Monday, January 23, 2012

Fairy God Witches

Today, I started The Architecture of the Novel: A Writer's Handbook by Jane Vandenburgh.  Even though I'm only about 50 pages into it at this point, I wish I had read it the first week of interim.  In the forward, Anne Lamott says "This book is going to ruin your excuses, and your tendency to procrastinate" (page xiv).  I think this - excuses, procrastination - is what I've been struggling with most during interim.  Every morning I find myself distracted by anything that isn't my computer and the blinking cursor.  I've cleaned out the refrigerator, the pantry; I've even organized my closet.  I've had to force myself to sit down and wait for the moment to come when I forget that I'm sitting down at all.  Of course, I didn't quite believe Lamott when she said Vandenburgh was going to make me want to sit down and write.  But by page 6 I was only half-way reading the words on the page.  The other half of my brain was thinking, escaping, occasionally returning to the page in front of me only to flint off again into the realm of inspiration.  I think Vandenburgh would agree with Goldberg's idea that "only writing does writing."  She writes:

We seem to encounter our characters - their speech, their looks, their complex and interesting situations - instead of inventing them: The good-time girl living upstairs from the bodega already has her own story, and this entire story comes to us expressing an entire world of narrative context (page 6).

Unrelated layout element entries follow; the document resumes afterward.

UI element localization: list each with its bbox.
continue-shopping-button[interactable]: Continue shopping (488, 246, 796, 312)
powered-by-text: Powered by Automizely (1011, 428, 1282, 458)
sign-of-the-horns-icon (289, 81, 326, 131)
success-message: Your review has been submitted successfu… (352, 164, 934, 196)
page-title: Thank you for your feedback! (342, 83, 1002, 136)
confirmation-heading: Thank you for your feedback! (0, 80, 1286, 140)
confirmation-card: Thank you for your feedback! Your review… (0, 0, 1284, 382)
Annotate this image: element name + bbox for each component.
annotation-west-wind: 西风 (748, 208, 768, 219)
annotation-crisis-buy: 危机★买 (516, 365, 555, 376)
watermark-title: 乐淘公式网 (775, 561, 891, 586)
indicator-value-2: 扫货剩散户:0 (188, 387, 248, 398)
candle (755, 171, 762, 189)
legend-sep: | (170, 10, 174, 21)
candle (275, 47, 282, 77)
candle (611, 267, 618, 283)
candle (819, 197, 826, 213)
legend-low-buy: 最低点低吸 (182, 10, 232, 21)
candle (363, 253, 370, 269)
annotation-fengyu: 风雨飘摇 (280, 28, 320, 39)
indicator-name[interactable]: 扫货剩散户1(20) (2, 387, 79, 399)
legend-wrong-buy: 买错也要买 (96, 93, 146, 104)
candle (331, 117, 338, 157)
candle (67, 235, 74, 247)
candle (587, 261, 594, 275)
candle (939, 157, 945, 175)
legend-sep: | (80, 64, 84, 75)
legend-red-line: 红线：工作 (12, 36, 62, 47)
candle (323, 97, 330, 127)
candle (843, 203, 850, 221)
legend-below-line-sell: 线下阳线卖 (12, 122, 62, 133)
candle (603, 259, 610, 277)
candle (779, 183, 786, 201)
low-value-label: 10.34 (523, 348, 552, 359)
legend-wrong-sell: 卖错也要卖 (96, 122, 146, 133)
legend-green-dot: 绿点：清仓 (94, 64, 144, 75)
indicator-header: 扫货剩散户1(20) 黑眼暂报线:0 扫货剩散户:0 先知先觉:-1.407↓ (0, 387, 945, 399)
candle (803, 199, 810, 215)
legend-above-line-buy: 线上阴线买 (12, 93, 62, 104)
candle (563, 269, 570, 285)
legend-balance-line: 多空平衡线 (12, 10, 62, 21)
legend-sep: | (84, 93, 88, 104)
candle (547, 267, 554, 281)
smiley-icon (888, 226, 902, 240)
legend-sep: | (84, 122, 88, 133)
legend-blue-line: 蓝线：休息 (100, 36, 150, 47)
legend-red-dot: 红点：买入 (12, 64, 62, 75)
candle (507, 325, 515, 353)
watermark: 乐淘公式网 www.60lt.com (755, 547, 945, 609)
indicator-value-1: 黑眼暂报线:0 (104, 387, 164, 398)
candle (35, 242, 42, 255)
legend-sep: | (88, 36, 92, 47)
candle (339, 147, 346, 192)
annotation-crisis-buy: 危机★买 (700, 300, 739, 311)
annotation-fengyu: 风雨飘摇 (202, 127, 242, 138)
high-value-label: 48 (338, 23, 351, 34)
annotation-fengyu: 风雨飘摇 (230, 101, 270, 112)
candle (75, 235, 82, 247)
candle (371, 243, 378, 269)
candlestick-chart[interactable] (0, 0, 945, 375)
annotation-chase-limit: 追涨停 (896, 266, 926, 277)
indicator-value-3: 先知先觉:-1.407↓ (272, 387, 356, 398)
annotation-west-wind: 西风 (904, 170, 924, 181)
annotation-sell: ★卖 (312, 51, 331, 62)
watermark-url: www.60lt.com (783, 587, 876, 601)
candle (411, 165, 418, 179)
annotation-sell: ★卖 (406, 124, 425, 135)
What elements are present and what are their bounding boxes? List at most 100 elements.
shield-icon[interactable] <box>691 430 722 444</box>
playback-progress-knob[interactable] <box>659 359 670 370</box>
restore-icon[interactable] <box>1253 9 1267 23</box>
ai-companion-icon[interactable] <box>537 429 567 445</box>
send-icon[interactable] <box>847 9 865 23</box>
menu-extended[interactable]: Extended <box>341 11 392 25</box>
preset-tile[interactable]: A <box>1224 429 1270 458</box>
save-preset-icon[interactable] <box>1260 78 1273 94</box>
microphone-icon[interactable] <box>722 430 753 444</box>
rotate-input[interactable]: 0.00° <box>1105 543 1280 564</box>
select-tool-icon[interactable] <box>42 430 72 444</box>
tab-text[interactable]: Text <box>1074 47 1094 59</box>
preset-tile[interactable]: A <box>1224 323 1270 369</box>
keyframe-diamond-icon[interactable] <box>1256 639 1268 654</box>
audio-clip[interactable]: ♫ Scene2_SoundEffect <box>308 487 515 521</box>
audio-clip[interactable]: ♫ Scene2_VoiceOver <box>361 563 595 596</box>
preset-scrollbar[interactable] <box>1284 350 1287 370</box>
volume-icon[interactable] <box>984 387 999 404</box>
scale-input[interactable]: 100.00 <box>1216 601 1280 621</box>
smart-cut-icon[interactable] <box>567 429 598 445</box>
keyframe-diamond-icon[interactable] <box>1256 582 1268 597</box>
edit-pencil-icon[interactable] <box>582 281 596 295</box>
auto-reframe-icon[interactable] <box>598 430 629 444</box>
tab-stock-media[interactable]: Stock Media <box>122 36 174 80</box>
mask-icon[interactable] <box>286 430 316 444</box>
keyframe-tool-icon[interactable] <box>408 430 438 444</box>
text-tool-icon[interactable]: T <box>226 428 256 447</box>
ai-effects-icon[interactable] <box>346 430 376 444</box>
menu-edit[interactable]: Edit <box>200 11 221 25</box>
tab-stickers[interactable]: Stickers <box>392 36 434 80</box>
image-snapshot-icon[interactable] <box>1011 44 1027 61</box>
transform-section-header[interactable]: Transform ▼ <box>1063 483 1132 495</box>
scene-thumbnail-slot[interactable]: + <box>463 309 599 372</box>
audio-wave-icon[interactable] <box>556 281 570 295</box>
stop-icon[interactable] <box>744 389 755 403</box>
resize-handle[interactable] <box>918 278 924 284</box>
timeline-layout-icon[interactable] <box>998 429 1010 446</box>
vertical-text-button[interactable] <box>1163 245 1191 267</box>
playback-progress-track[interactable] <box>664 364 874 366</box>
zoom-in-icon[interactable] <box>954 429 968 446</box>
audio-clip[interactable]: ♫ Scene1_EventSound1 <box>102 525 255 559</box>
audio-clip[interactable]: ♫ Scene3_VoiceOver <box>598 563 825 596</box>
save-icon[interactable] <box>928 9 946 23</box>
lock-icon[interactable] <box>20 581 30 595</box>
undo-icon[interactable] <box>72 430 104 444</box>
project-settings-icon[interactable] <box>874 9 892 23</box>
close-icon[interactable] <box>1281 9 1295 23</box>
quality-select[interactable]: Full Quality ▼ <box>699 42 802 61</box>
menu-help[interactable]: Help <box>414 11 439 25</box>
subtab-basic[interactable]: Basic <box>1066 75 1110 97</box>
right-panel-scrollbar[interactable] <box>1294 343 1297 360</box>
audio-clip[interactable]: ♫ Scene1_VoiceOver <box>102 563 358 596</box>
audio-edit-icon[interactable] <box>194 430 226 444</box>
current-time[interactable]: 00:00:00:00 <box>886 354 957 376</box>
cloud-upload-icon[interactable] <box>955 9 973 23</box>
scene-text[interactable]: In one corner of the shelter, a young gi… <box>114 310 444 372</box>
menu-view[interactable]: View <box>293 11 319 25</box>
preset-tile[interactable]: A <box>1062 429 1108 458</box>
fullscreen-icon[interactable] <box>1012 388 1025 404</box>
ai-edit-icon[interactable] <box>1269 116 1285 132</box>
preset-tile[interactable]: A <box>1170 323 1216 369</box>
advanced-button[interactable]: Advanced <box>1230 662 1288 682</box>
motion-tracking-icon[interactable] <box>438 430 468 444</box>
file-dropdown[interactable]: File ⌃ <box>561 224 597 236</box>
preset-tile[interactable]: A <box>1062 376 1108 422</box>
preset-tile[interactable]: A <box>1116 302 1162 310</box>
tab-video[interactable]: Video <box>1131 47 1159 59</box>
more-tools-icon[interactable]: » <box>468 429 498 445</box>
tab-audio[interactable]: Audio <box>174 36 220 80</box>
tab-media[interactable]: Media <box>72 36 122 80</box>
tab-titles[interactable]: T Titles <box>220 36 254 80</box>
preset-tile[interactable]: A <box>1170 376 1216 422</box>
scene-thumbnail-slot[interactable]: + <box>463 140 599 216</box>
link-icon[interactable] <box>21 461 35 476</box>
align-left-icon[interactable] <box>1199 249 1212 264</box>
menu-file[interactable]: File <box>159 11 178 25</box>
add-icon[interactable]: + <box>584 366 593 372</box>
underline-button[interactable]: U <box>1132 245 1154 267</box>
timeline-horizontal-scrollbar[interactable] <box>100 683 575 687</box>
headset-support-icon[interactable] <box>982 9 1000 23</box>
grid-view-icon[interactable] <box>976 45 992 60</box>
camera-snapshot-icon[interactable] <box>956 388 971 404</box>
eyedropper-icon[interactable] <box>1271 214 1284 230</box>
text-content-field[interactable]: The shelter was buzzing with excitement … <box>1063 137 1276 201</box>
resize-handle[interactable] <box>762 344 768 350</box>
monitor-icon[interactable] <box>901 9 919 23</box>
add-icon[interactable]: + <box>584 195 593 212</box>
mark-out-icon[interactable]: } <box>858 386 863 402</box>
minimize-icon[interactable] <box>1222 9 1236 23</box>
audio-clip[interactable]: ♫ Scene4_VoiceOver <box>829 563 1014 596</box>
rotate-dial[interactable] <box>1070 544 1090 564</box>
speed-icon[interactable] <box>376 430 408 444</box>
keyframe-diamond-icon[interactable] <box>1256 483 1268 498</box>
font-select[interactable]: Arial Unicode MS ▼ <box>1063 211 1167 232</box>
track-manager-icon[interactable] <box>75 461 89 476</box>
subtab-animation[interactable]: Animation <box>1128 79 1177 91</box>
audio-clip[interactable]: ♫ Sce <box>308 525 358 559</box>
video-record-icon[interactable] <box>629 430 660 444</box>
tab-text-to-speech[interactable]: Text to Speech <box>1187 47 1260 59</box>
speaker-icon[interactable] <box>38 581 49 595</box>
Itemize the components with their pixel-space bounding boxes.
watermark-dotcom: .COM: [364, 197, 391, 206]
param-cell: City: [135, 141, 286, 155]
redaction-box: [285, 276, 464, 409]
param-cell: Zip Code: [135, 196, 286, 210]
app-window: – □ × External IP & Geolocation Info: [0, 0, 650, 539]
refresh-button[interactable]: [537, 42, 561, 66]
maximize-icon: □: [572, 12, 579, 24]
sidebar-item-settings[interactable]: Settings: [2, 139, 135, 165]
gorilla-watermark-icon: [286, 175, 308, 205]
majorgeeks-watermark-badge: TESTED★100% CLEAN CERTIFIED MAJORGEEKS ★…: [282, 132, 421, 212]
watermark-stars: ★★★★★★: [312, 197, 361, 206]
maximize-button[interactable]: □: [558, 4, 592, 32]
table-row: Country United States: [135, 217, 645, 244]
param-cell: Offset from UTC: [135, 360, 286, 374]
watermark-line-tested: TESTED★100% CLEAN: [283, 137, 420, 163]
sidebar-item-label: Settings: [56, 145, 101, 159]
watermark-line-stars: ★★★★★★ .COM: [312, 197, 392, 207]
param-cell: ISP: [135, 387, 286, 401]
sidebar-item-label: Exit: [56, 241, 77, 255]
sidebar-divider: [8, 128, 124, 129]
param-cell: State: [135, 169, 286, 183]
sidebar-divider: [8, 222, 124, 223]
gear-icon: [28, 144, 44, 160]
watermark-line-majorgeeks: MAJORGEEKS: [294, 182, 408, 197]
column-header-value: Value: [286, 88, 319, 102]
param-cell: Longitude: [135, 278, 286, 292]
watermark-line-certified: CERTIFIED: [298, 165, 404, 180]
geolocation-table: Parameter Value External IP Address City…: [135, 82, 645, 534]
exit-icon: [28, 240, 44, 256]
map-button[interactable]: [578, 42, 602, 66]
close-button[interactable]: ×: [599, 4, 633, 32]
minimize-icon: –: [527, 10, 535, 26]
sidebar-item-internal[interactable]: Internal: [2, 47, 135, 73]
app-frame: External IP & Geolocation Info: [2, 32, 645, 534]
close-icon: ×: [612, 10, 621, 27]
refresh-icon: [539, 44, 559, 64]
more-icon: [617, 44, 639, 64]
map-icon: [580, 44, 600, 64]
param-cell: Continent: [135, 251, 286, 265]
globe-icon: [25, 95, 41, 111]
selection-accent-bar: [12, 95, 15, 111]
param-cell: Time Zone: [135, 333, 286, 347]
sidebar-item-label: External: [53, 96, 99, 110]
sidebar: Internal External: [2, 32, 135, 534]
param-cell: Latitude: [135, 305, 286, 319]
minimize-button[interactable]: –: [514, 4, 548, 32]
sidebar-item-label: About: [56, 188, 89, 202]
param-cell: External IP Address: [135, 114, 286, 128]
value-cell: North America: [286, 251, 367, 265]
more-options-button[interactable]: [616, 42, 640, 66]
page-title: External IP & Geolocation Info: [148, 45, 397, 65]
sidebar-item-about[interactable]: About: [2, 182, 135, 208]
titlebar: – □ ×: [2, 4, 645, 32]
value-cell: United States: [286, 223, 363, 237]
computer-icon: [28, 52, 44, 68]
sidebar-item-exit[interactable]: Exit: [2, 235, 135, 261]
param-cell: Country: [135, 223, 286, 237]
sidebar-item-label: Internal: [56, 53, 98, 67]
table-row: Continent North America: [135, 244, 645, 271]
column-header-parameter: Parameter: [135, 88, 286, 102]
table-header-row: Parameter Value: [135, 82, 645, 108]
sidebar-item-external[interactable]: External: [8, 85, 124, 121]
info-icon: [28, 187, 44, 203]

Reading this, I thought about the characters of my novella naturally for one of the first times this January.  For the first time, I wasn't panicked at the thought of having to write a novella about...something.  Somewhere, the story already exists, the story is already happening, has already happened.  This thought freed me from the panic, and I felt like I could actually write.

Vandenburgh breaks writing up into three elements: Plot, Story, and the Mechanics of Narrative Time.  Writers rely upon these "three weird sisters who crouch together over the pot of narrative, whispering as they concoct the future, making it up out of a pinch of this and a pound of that" (page 7).  Plot is the glass, Story is the water in the glass.  That is, "Plot has in its bag of tricks all the ways we manipulate narrative time: flashback, flash-forward, expositions, digression, backstory, narrative pauses, the bridges and ellipses" (page 273).  The story, on the other hand, forgets about language and structure and beginnings and ends and all things plot.  A story must be believed in and become a reality before anything else can happen.  The mechanics of narrative time "make certain that all parts of the novel hang together and remain coherently united" (page 8).

Vandenburgh says begin a novel by writing the story, which means you have to begin by writing scenes or episodes.  You write one scene "that lies somewhere in the neighborhood of what might turn out to be your storyline" (page 28).  Then you write another scene.  Each of these scenes must be active, present; they occur for the sole reason to tell us that something is just about to happen.  The key to story is to remember to offer "no opinions, no asides, no digressions or tangents, and allow no character to think long thoughts, since thinking great long thoughts almost always goes against a story's need to its next piece of action, and is usually a way of trying to import background" (page 47).  Another key is to not reread what you've written, because you might start to rewrite and worry about plot.

You seek always to create intimacy, to get deeper in scene, to go further, to sense risk, to feel an ever-stronger sense of narrative immediacy, so you borrow directly into narrative time to see for yourself what your story holds.  There will always be a reason your story has asked you here, as the scene contains something it needs for you to find (page 53).

Once you've written down scene after scene after scene, you have a provisional draft.  Only after you have a provisional draft can you begin thinking about your novel in terms of plot.

1 comment:

  1. Another key is to not reread what you've written, because you might start to rewrite and worry about plot. ....wow---that's awesome advice. I really need to remember that because I am so guilty of going back and rereading.